He said the current system means business owners who incorporate their companies pay lower taxes while a second class of citizens ends up with a higher tax bill.

Proposed changes introduced in July would do away with “inappropriate” tax planning methods and deal with unintended consequences benefiting the “privileged few” whose numbers have grown significantly, Morneau said on Tuesday.

“We’ve had a 300-per-cent increase in the incorporation of professionals in the last 15 years,” Morneau told reporters after meeting with small business owners in Vancouver as part of cross-Canada consultations.

Small business owners in Canada pay the lowest income tax of all G7 countries and that provides investment opportunities to fuel job creation, but loopholes in the current tax system aren’t sustainable, Morneau said.

Incentives such as “income sprinkling” unfairly allow business owners to reduce taxes by shifting some of their earnings to family members who don’t have to work in the company, he said.

“Now we have a situation where a single woman who has two children, aged 12 and 14, and has the same amount of income as a married woman who has children who are 19 and 20 can find herself in a higher tax rate.

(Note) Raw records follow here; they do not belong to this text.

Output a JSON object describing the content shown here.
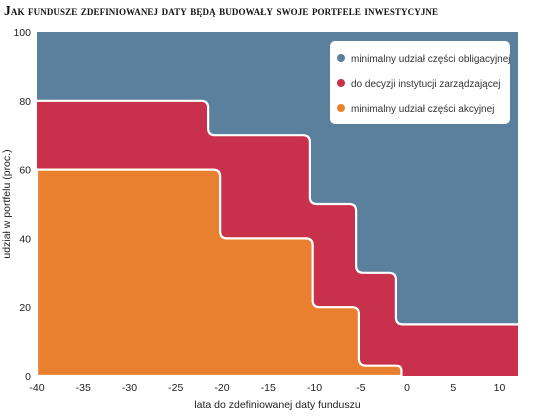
{
  "chart_data": {
    "type": "area",
    "title": "Jak fundusze zdefiniowanej daty będą budowały swoje portfele inwestycyjne",
    "xlabel": "lata do zdefiniowanej daty funduszu",
    "ylabel": "udział w portfelu (proc.)",
    "xlim": [
      -40,
      12
    ],
    "ylim": [
      0,
      100
    ],
    "x_ticks": [
      -40,
      -35,
      -30,
      -25,
      -20,
      -15,
      -10,
      -5,
      0,
      5,
      10
    ],
    "y_ticks": [
      0,
      20,
      40,
      60,
      80,
      100
    ],
    "legend_position": "top-right",
    "series": [
      {
        "name": "minimalny udział części obligacyjnej",
        "color": "#5b809e",
        "lower_is_top_of": "do decyzji instytucji zarządzającej",
        "upper": 100
      },
      {
        "name": "do decyzji instytucji zarządzającej",
        "color": "#c8304c",
        "x": [
          -40,
          -24,
          -21,
          -12,
          -10,
          -7,
          -5,
          -3,
          -1,
          12
        ],
        "upper": [
          80,
          80,
          70,
          70,
          50,
          50,
          30,
          30,
          15,
          15
        ],
        "lower": [
          60,
          60,
          60,
          60,
          40,
          40,
          20,
          20,
          0,
          0
        ]
      },
      {
        "name": "minimalny udział części akcyjnej",
        "color": "#e8802f",
        "x": [
          -40,
          -20,
          -10,
          -5,
          0
        ],
        "values": [
          60,
          60,
          40,
          20,
          0
        ]
      }
    ]
  }
}
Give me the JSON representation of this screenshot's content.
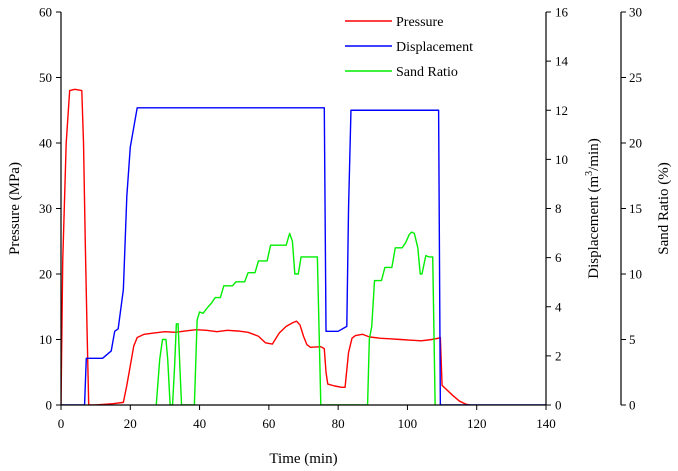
{
  "chart_data": {
    "type": "line",
    "title": "",
    "xlabel": "Time (min)",
    "xlim": [
      0,
      140
    ],
    "xticks": [
      0,
      20,
      40,
      60,
      80,
      100,
      120,
      140
    ],
    "grid": false,
    "legend_position": "top-center",
    "axes": [
      {
        "id": "pressure",
        "label": "Pressure (MPa)",
        "position": "left",
        "ylim": [
          0,
          60
        ],
        "ticks": [
          0,
          10,
          20,
          30,
          40,
          50,
          60
        ]
      },
      {
        "id": "displacement",
        "label": "Displacement (m³/min)",
        "label_main": "Displacement (m",
        "label_sup": "3",
        "label_tail": "/min)",
        "position": "right-inner",
        "ylim": [
          0,
          16
        ],
        "ticks": [
          0,
          2,
          4,
          6,
          8,
          10,
          12,
          14,
          16
        ]
      },
      {
        "id": "sand_ratio",
        "label": "Sand Ratio (%)",
        "position": "right-outer",
        "ylim": [
          0,
          30
        ],
        "ticks": [
          0,
          5,
          10,
          15,
          20,
          25,
          30
        ]
      }
    ],
    "series": [
      {
        "name": "Pressure",
        "axis": "pressure",
        "color": "#ff0000",
        "x": [
          0,
          0.5,
          1.5,
          2.5,
          4,
          6,
          6.5,
          7,
          7.5,
          8,
          10,
          15,
          18,
          19,
          20,
          21,
          22,
          24,
          27,
          30,
          33,
          36,
          39,
          42,
          45,
          48,
          51,
          54,
          57,
          59,
          61,
          63,
          65,
          67,
          68,
          69,
          70,
          71,
          72,
          75,
          76,
          76.5,
          77,
          79,
          81,
          82,
          83,
          84,
          85,
          87,
          89,
          92,
          95,
          98,
          101,
          104,
          107,
          109,
          109.5,
          110,
          111,
          113,
          115,
          117,
          118
        ],
        "values": [
          0,
          22,
          40,
          48,
          48.2,
          48,
          40,
          25,
          12,
          0,
          0,
          0.2,
          0.4,
          3,
          6,
          9,
          10.3,
          10.8,
          11,
          11.2,
          11.1,
          11.3,
          11.5,
          11.4,
          11.2,
          11.4,
          11.3,
          11.1,
          10.5,
          9.5,
          9.3,
          11,
          12,
          12.6,
          12.8,
          12.2,
          10.5,
          9.2,
          8.8,
          8.9,
          8.6,
          5,
          3.2,
          2.9,
          2.7,
          2.7,
          8,
          10.2,
          10.6,
          10.8,
          10.4,
          10.2,
          10.1,
          10,
          9.9,
          9.8,
          10,
          10.2,
          10.3,
          3,
          2.5,
          1.5,
          0.6,
          0.1,
          0
        ]
      },
      {
        "name": "Displacement",
        "axis": "displacement",
        "color": "#0000ff",
        "x": [
          0,
          6.8,
          7.3,
          9,
          12,
          14.5,
          15.5,
          16.5,
          18,
          19,
          20,
          21,
          22,
          30,
          40,
          50,
          60,
          70,
          75.5,
          76,
          76.5,
          77,
          80,
          82.5,
          83,
          83.7,
          84.3,
          90,
          100,
          108.5,
          109,
          109.5,
          110,
          140
        ],
        "values": [
          0,
          0,
          1.9,
          1.9,
          1.9,
          2.2,
          3,
          3.1,
          4.7,
          8.5,
          10.5,
          11.3,
          12.1,
          12.1,
          12.1,
          12.1,
          12.1,
          12.1,
          12.1,
          12.1,
          3,
          3,
          3,
          3.2,
          8,
          12,
          12,
          12,
          12,
          12,
          12,
          0,
          0,
          0
        ]
      },
      {
        "name": "Sand Ratio",
        "axis": "sand_ratio",
        "color": "#00ee00",
        "x": [
          27.5,
          28.5,
          29.3,
          30.3,
          30.8,
          31.5,
          32.2,
          32.8,
          33.3,
          33.8,
          34.3,
          34.8,
          35.5,
          36.5,
          38.5,
          39.3,
          40,
          41,
          42.5,
          43.5,
          44.5,
          46,
          47,
          49.5,
          50.5,
          53,
          54,
          56,
          57,
          59.5,
          60.5,
          65,
          66,
          66.8,
          67.5,
          68.5,
          69.3,
          70.2,
          71.5,
          73,
          74,
          75,
          88.5,
          89,
          89.7,
          90.5,
          92.5,
          93.5,
          95.5,
          96.5,
          98.5,
          99.5,
          100.5,
          101.2,
          102,
          103,
          103.7,
          104.2,
          105.3,
          106.3,
          107.3,
          108
        ],
        "values": [
          0,
          3.5,
          5,
          5,
          3.5,
          0,
          0,
          3,
          6.2,
          6.2,
          3,
          0,
          0,
          0,
          0,
          6.5,
          7.1,
          7,
          7.5,
          7.8,
          8.2,
          8.2,
          9.1,
          9.1,
          9.4,
          9.4,
          10.1,
          10.1,
          11,
          11,
          12.2,
          12.2,
          13.1,
          12.5,
          10,
          10,
          11.3,
          11.3,
          11.3,
          11.3,
          11.3,
          0,
          0,
          5,
          6,
          9.5,
          9.5,
          10.5,
          10.5,
          12,
          12,
          12.4,
          13,
          13.2,
          13.1,
          12,
          10,
          10,
          11.4,
          11.3,
          11.3,
          0
        ]
      }
    ]
  }
}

So we see no reason why that should be so.”

RELATED: Proposed small-biz tax changes too broad: Wyper

But entrepreneurs say current incentives allow them to take on the risks of opening their own companies and, unlike salaried and public-sector employees, they don’t have a guaranteed pension or employment insurance protection.

Morneau said so-called passive investment income rules that allow a small business to build up a fund are unfair because that’s being used as a retirement-planning vehicle to defer tax on significant amounts of cash while others must abide by the limits of registered retired savings plans.

“If small businesses want to leave money in their business to potentially invest in the future of their business we understand and encourage that,” he said. “We just want to ensure that there’s no situation where they have a much, much better retirement income as a result of tax planning not available to other Canadians.”

Morneau also said he’s against small businesses converting regular income into capital gains and paying half the tax rate, so that provision would also be changed.

The consultation period on the tax changes will end on Oct. 2.

Conservative finance critic Pierre Poilievre called on Morneau to back down on the policy reforms.

“Prime Justin Trudeau and Finance Minister Bill Morneau are creating two classes of taxpayers,” he said in Ottawa.

“What minister Morneau is proposing is not solving a tax avoidance problem, it’s avoiding a revenue shortfall problem. Minister Morneau has spent the cupboard bare and he’s now looking to raise taxes on small businesses to pay for it.”

Poilievre said Morneau has not explained a planned reasonableness test to ensure small businesses are legitimately claiming the work of family members, and companies would be forced to spend time and money explaining themselves to bureaucrats.

“Family members regularly contribute to small businesses, to family farms and to other enterprises, and there’s nothing wrong with them being appropriately compensated for that work.”

However, Poilievre could not explain why professionals including doctors would need such an advantage, saying only that he doesn’t accept the government’s characterization of passive investment.

Doctors have been vehemently opposed to the proposed changes, and Morneau noted they negotiate agreements with provinces.

“My response is the tax code is not the way we should be deciding on how to compensate people,” Morneau said.